Seiring berjalannya waktu, Kanjeng Sinuhun PB X kemudian berinisiatif untuk mendirikan pasar Gede. Pembangunan pasar melibatkan arsitek Belanda, Thomas Karsten. Dari semenjak awal berdiri, pasar tersebut dibangun bertingkat.
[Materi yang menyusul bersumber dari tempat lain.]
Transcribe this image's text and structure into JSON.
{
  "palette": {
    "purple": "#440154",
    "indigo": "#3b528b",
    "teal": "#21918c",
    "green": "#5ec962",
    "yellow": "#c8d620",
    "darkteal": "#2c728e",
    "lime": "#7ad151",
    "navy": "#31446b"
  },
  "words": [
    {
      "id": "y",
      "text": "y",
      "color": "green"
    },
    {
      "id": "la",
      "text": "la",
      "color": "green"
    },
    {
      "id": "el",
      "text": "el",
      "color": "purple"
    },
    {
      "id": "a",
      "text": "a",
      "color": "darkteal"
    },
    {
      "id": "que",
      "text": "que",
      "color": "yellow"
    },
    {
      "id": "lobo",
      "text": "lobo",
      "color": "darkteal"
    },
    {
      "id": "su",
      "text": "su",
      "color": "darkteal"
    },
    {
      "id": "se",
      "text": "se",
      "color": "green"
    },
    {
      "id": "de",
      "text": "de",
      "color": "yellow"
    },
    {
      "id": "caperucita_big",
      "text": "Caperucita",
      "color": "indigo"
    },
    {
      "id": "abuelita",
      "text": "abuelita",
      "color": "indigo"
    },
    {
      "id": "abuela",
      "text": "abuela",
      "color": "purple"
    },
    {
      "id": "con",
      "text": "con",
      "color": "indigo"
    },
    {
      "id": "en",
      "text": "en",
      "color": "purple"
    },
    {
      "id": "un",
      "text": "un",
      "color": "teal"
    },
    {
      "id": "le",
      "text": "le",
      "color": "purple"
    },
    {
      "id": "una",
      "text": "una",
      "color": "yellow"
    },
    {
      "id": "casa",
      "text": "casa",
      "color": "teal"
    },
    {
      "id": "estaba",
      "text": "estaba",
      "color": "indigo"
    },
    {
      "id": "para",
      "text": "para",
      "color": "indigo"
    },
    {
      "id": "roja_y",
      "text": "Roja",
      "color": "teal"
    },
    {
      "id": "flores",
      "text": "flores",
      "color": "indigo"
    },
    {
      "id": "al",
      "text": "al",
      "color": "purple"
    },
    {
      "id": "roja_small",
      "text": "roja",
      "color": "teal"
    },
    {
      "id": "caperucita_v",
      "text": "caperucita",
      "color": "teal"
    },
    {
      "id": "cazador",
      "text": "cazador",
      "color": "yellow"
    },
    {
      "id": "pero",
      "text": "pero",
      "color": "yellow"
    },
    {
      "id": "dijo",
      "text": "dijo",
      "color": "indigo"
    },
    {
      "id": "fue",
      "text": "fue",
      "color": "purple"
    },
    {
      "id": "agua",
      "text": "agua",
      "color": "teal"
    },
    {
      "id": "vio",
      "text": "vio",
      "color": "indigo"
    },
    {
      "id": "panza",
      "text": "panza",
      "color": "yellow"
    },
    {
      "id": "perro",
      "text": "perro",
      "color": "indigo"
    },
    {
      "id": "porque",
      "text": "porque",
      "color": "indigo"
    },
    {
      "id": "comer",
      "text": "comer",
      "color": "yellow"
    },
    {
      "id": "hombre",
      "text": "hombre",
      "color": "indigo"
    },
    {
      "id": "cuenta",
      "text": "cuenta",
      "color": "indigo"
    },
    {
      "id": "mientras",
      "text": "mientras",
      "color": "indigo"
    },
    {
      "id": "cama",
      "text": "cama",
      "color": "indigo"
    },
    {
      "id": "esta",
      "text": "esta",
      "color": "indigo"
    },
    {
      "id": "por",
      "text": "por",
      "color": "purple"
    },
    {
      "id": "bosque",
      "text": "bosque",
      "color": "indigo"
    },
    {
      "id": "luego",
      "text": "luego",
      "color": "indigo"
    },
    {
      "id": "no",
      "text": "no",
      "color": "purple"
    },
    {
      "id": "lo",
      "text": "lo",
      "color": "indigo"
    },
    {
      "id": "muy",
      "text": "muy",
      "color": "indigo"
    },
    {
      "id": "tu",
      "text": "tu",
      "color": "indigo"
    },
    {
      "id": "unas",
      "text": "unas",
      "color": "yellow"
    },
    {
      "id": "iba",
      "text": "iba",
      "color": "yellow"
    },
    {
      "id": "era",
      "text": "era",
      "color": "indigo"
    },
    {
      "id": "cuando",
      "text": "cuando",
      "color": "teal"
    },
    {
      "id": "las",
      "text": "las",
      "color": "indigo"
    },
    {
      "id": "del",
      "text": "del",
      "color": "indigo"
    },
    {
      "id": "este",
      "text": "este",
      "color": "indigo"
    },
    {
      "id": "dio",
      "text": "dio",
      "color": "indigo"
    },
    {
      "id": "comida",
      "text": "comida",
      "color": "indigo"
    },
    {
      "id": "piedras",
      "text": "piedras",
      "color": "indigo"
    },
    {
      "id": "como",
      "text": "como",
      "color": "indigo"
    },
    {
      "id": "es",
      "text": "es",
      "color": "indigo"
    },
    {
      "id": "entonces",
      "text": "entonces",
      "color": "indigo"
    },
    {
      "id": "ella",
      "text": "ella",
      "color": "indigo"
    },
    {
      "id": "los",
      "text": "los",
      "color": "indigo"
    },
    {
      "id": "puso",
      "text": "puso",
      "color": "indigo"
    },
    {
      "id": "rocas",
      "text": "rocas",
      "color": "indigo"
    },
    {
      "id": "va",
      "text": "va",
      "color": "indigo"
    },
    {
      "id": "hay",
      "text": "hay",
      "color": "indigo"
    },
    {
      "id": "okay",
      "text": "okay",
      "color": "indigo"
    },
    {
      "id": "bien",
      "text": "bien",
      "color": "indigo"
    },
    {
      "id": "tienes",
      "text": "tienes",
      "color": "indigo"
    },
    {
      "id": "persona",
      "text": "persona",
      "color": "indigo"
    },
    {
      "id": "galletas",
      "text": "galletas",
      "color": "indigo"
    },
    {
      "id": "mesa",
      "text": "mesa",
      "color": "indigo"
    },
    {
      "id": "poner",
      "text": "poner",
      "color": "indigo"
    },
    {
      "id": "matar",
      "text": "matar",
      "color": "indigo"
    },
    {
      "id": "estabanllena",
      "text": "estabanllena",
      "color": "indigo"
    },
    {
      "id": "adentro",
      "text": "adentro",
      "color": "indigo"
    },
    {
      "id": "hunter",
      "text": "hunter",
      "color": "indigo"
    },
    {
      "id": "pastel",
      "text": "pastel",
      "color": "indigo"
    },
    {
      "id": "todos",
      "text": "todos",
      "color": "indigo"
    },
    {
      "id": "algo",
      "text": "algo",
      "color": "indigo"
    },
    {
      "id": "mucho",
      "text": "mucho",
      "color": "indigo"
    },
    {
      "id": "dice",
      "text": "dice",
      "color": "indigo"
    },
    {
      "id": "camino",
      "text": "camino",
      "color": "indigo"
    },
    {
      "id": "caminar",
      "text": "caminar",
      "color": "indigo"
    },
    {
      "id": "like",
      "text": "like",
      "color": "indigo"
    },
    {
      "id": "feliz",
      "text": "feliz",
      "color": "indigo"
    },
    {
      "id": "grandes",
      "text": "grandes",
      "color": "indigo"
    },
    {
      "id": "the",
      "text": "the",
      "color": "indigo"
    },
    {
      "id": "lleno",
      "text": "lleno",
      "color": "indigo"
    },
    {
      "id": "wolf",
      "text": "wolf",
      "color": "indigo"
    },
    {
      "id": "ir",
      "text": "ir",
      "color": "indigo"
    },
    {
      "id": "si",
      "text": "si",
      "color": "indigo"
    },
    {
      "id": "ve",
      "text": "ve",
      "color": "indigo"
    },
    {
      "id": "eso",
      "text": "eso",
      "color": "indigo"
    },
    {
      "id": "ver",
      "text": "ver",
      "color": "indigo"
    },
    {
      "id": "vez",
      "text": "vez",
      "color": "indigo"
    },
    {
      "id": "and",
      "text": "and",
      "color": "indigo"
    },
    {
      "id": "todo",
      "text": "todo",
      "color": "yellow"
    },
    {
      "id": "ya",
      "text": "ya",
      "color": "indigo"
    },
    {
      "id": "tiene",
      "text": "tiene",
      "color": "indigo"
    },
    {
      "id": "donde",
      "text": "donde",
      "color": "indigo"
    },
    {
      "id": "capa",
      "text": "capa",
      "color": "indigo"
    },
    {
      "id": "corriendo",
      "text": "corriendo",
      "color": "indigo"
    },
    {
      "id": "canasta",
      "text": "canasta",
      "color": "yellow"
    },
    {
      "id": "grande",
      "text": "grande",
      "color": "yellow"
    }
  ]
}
So, inilah yang kemudian menjadikan pasar tersebut sebagai pasar bertingkat pertama di Indonesia Kota Surakarta.
Pengerjaan pasar dimulai pada bulan Januari 1927. Beton dan material yang dibutuhkan oleh Karsten didatangkan dari Hollandsche Betonmaatschappij.
Beberapa tahun kemudian PB X memilih tanggal 13 Januari 1930 sebagai hari baik untuk meresmikan pasar menurut perhitungan Jawa. Meski pada saat itu pembangunan pasar belum juga usai.Â
Pasar Gede dalam perjalanannya di kemudian hari digunakan sebagai alat adu domba oleh Belanda. Sehingga mengakibatkan konflik antar ras yang hingga pasca perang kemerdekaan Indonesia aroma gesekan antar ras dan suku masih saja menjadi pemantik kuat konflik antar warga.
Sebagaimana arsitektur Belanda pada umumnya, Pasar Gede Hardjonegoro dirancang menggunakan sirkulasi udara dan alur pencahayaan alami. Terlihat dengan jelas dari bangunan pasar yang pada tahun 1949 telah direnovasi ulang oleh pemerintah Indonesia akibat perusakan oleh Belanda pada masa perang kemerdekaan.
Di sebelah selatan pasar kita dapat menjumpai bangunan bernuansa Tionghoa. Didominasi cat berwarna merah, berdiri begitu unik: Klenteng Tien Kok Sie berhimpitan dengan bangunan modern dengan konstruksi yang lebih tinggi.Â
Konon, sebelum menjadi tempat ibadah resmi umat Tridharma (Budha, Konghucu, dan Taoisme) klenteng Tien Kok Sie merupakan rest area bagi para warga Tionghoa yang baru saja turun merapatkan kapalnya di pinggir Sungai Pepe.Â
Keberadaan altar Thian Sian Sing Bo atau Dewi laut menjadi bukti bahwa pada masa dahulu Soeracarta merupakan kota pelabuhan. Masyarakat Tionghoa memuja Dewi Laut. Mereka bersembahyang supaya diluputkan dari marabahaya pada saat berlayar.